De même, la musique de Jérôme Combier « respire l'ombre » au plus près des êtres et des choses [lire nos chroniques des 10 juillet et 23 février 2014, du 19 septembre 2010 et du 29 mars 2007]. Dans Gone pour trio à cordes, clarinette, piano et électronique (2010) [lire notre chronique du 5 avril 2012], le piano est préparé – pâte à fixe étouffant les résonances – et l'électronique est là, pour « masquer, ou en quelques sortes détruire ce qui est lisible dans le travail instrumental ». Gone est un théâtre de l'intime, à fleur de sensibilité, où la matière aux allures souvent ployantes est en constante métamorphose, effaçant progressivement les repères spatio-temporels. L'immersion dans cet univers intranquille et raffiné est finement menée par des musiciens – ceux de soundinitiative – d'une concentration exemplaire.

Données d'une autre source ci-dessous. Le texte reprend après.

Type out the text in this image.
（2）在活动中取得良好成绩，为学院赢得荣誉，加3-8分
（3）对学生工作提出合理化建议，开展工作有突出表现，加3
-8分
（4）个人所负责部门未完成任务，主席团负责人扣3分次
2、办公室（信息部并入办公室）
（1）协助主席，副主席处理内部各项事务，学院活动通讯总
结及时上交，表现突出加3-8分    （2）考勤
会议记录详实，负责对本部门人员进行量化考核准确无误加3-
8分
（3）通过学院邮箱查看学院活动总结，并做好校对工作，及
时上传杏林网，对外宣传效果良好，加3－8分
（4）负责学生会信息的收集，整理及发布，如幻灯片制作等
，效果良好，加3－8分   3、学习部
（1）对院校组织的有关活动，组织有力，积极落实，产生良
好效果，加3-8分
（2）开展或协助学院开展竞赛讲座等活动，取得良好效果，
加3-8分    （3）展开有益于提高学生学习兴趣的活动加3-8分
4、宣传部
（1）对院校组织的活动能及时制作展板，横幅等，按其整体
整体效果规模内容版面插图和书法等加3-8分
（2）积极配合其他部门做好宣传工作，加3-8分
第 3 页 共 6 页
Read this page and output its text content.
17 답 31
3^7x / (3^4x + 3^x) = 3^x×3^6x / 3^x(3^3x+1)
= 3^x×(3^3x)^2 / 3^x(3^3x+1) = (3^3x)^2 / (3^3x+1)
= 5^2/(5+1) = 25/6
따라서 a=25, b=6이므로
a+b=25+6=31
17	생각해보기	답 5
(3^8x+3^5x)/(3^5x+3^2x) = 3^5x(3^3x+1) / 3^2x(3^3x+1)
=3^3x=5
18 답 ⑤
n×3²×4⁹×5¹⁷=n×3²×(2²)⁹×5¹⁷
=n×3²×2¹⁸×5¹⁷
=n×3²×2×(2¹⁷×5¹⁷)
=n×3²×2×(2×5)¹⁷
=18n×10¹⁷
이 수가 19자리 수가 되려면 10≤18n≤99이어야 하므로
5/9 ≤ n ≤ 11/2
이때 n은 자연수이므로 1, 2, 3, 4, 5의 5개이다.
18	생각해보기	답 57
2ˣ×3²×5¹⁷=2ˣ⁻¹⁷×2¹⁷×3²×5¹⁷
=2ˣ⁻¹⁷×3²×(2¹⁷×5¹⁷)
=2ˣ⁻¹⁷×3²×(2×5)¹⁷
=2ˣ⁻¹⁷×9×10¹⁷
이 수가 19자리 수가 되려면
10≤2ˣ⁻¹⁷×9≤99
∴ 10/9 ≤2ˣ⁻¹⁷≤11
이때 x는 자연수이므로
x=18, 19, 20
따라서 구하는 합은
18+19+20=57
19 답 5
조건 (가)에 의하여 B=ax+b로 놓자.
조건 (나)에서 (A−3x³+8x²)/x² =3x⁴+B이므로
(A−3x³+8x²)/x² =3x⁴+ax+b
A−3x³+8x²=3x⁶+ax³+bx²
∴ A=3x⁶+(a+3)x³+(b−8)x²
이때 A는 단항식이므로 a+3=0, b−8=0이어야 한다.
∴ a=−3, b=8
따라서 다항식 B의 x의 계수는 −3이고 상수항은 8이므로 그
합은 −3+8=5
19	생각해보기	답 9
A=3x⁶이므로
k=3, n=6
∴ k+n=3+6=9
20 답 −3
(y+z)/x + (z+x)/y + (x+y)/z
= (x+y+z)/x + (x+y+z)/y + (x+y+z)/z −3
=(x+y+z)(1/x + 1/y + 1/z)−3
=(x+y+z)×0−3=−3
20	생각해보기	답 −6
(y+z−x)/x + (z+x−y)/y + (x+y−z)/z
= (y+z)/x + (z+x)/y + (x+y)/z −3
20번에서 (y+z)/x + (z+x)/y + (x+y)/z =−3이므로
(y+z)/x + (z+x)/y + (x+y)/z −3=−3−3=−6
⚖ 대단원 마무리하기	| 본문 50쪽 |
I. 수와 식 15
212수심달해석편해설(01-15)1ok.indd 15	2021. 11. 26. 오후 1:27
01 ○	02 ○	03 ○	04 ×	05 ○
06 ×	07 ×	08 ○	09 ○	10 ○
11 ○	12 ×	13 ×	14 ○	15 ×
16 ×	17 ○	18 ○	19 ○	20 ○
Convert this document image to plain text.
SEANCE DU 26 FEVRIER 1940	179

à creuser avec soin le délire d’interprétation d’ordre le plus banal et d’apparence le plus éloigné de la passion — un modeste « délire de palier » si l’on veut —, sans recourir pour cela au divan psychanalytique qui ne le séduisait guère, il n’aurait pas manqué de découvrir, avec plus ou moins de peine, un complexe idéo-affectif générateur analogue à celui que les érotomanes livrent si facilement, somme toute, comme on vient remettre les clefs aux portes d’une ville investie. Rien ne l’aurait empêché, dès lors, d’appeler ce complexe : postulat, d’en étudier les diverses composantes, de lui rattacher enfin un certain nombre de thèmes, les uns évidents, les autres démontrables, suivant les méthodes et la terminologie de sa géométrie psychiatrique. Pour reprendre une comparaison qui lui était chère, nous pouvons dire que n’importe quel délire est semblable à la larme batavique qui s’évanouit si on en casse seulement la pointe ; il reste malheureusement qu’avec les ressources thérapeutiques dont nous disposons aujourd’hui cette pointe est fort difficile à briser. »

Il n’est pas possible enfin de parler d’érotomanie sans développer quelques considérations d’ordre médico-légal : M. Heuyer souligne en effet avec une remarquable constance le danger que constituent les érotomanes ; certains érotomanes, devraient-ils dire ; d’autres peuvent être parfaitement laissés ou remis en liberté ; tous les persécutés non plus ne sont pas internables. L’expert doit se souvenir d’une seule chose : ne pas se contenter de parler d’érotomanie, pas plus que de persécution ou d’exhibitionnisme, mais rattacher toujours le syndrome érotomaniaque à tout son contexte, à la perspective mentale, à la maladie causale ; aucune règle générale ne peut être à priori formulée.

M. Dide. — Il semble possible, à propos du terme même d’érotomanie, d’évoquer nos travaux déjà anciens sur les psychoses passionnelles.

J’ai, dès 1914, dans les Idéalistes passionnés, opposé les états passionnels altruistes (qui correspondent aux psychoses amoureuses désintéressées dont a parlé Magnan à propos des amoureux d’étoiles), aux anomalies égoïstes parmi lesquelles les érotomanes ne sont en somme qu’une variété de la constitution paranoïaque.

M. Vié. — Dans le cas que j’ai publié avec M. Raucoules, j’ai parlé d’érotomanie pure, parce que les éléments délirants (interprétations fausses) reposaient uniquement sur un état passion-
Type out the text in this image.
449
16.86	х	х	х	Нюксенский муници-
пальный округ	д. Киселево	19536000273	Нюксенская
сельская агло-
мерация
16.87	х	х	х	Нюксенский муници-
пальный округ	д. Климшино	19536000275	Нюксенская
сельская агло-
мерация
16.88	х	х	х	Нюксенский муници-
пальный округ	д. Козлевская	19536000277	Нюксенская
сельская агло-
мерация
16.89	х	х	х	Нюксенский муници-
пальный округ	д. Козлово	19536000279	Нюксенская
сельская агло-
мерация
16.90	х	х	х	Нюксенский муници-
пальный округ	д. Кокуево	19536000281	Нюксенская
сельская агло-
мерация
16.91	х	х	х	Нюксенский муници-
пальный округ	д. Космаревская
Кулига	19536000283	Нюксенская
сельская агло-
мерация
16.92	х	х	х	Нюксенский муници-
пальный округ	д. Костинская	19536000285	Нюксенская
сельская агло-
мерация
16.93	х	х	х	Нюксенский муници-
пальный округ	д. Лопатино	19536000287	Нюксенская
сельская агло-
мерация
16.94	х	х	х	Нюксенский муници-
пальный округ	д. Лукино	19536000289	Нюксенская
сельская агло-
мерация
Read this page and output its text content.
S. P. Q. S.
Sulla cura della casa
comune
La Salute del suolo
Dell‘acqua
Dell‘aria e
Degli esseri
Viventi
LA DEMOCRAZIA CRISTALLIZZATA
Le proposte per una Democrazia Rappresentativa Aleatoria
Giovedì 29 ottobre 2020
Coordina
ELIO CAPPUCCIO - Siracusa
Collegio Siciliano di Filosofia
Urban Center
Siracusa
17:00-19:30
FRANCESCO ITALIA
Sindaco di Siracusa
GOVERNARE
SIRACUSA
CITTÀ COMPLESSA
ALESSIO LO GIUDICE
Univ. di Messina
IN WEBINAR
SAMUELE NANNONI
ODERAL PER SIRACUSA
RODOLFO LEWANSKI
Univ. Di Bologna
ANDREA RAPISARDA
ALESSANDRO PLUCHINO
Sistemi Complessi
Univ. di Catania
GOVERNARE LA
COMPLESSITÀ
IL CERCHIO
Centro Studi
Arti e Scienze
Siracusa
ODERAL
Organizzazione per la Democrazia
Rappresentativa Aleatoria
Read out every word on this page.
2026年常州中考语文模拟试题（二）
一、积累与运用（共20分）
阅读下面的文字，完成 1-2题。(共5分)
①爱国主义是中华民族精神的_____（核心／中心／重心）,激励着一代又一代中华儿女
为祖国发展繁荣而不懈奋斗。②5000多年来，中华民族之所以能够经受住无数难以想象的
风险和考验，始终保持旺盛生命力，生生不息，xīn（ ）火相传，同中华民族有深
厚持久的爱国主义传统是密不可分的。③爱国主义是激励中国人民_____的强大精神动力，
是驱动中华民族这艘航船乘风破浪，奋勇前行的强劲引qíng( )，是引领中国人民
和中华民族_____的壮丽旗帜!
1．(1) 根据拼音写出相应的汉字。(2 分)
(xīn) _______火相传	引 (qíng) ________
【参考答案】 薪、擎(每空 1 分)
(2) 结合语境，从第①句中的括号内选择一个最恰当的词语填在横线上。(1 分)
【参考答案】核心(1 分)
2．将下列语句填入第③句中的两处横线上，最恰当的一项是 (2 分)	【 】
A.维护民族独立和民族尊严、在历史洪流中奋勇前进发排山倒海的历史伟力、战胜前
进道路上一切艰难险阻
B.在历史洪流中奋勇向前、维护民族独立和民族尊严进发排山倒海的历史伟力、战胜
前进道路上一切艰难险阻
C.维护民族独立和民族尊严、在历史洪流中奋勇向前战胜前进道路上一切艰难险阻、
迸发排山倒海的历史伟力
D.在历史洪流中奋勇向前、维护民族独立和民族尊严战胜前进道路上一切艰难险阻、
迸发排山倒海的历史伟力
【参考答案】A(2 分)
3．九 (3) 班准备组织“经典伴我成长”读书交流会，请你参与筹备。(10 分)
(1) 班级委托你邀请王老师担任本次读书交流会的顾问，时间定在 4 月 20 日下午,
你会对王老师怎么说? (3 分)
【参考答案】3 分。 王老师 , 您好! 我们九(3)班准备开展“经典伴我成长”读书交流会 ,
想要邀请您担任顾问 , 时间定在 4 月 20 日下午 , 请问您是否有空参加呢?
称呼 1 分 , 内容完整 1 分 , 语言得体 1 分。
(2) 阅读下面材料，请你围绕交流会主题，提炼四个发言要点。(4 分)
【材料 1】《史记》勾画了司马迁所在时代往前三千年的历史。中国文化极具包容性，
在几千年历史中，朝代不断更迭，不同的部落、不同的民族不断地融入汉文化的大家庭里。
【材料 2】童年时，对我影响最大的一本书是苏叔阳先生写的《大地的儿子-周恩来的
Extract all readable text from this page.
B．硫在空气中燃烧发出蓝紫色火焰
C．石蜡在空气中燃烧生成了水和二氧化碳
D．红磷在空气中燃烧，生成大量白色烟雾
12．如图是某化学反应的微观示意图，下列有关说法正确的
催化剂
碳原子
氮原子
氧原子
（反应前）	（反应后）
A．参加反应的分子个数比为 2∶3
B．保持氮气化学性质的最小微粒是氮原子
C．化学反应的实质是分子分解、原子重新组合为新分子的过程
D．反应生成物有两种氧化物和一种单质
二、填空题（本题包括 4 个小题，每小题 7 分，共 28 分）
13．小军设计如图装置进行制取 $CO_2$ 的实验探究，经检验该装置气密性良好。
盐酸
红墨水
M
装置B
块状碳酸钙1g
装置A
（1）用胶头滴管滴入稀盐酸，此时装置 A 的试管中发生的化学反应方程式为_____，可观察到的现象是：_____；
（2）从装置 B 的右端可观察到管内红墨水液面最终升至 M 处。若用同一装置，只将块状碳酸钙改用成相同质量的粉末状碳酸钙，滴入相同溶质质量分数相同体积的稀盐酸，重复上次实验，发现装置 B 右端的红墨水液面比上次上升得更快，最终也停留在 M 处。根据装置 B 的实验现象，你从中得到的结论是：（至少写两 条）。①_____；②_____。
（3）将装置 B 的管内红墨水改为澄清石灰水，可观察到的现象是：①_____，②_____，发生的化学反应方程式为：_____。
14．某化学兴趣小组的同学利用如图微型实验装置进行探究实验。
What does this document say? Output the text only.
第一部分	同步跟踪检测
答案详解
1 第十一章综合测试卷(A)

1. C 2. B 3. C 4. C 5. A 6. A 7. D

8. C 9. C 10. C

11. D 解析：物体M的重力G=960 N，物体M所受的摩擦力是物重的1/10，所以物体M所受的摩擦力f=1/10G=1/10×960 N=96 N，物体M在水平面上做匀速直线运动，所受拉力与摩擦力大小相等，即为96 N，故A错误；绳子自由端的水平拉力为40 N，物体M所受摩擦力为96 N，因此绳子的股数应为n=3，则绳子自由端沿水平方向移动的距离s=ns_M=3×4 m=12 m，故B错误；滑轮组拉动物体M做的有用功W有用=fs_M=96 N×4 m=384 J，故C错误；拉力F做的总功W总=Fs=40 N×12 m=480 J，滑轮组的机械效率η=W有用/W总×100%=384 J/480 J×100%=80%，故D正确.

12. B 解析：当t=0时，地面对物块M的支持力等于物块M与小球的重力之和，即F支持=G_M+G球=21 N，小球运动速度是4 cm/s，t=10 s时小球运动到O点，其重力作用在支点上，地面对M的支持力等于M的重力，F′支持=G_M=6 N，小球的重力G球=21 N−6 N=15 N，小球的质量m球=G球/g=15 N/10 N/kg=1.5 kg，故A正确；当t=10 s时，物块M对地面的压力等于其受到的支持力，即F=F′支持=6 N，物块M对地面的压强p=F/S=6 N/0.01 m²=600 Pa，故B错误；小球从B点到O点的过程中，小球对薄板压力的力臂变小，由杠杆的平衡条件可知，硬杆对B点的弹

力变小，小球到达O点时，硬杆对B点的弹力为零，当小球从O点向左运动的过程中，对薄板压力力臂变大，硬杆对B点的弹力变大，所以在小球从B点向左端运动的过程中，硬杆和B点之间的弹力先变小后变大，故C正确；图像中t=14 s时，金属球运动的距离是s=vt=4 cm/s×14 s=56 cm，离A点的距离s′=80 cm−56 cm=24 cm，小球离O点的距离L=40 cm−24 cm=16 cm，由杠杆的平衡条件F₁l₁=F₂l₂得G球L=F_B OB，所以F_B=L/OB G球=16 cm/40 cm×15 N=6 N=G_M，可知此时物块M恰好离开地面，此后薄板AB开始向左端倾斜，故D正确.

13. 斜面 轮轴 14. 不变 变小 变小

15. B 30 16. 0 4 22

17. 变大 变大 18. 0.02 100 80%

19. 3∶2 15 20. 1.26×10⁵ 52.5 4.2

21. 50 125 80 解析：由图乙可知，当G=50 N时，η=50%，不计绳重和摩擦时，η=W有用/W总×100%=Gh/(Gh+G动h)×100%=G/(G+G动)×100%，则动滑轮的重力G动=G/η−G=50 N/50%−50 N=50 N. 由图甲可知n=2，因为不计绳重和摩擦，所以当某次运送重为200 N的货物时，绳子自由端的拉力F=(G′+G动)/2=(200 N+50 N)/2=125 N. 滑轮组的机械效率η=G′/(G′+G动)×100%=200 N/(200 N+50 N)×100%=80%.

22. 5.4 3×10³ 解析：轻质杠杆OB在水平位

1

Dans Salut für Caudwell (1977), « musique pour deux guitaristes » d'Helmut Lachenmann, le son – merveilleux Rémy Reber et Natalia Makovskaïa – est étouffé : une manière d'empêchement qu'aime susciter le compositeur pour détourner le jeu instrumental et le réinventer. Simplifié, le geste du bras gauche se limite à la position barrée, obtenue avec la main, l'avant-bras ou le bottleneck. Sur cette trame rythmique et percussive, libérant parfois un crépitement de sons scintillants, émerge la voix des guitaristes lisant des extraits d'Illusion and reality de Christopher Caudwell, marxiste tombé en Espagne aux côtés des combattants antifascistes, en 1937. Débattant de la fonction de l'art, le texte est dit sur ce ton neutre et cette manière de hacher et désarticuler les mots que Lachenmann reprendra dans Zwei Gefühle (Musik mit Leonardo) en 1992. Quant au coloris espagnol que le compositeur tient à donner à sa pièce, il s'incarne dans la danse fantomatique des dernières minutes où les gestes de frottement avec le plat de la main prennent une dimension chorégraphique joignant la vision à l'ouïe.